Último ataque do PKK suscita preocupações sobre a possível estratégia eleitoral sangrenta do Erdoğan
Um ataque realizado pelo Partido dos Trabalhadores do Curdistão proscrito (PKK) na província sul de Mersin na última segunda-feira, além de ter sido o primeiro ataque desse tipo às forças de segurança em solo turco em muito tempo, lembrou a muitos na Turquia a espiral de violência anterior às eleições gerais de novembro de 2015. Perguntas não respondidas sobre o ataque do PKK podem indicar a semeadura de sementes do clima mais intensamente nacionalista que o presidente Recep Tayyip Erdoğan precisa aumentar seus votos nas eleições de junho de 2023.
Em primeiro lugar, não há informações satisfatórias sobre o momento do ataque, no qual um policial foi morto, em uma declaração feita pelo PKK alegando responsabilidade.
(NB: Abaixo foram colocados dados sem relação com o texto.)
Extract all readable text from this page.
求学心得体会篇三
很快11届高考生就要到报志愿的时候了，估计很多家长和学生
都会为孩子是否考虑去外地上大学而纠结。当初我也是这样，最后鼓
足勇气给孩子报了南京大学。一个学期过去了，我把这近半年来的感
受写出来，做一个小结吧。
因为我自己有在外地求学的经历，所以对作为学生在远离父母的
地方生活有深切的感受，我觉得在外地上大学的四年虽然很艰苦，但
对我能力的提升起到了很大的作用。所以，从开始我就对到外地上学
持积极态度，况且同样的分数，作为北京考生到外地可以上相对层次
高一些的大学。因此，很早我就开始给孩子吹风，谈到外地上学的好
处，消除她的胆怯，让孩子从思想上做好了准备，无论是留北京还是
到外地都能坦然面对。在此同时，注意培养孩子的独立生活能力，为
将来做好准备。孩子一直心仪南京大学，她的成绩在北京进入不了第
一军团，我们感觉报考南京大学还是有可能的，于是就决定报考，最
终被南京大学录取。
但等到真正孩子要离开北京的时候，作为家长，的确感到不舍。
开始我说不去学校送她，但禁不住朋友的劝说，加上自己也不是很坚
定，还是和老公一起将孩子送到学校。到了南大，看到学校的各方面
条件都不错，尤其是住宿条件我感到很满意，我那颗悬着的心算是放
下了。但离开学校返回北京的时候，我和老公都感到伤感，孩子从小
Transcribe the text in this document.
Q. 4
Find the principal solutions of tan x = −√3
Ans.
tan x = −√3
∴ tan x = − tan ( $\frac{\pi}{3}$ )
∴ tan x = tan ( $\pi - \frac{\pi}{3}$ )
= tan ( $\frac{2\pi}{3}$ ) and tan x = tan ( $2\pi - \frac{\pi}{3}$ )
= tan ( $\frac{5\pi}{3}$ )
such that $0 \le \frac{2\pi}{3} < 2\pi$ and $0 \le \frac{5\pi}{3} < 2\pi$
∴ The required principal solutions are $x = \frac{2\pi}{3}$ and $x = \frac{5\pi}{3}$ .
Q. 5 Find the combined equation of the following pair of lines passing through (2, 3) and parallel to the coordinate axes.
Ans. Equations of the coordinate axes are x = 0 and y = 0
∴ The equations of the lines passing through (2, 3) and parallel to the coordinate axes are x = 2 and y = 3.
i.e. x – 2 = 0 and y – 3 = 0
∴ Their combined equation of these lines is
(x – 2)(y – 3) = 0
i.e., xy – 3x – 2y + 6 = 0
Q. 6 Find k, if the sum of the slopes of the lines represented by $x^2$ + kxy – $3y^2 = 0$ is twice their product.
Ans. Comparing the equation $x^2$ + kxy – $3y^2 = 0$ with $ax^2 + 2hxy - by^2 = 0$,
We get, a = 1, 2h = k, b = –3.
O PKK disse que o ataque ocorreu devido a maus-tratos nas prisões, ao assassinato de seus membros e ao suposto uso de armas químicas pela Turquia. Não há nada de novo nesta declaração: A Turquia tem estado em conflito com os membros do PKK, particularmente no norte da Síria desde 2018, e tem conduzido operações militares unilaterais contra alvos afiliados ao PKK na região. O PKK há muito tempo afirma que os condenados do PKK são maltratados nas prisões e que a Turquia usa armas químicas contra os militantes do PKK.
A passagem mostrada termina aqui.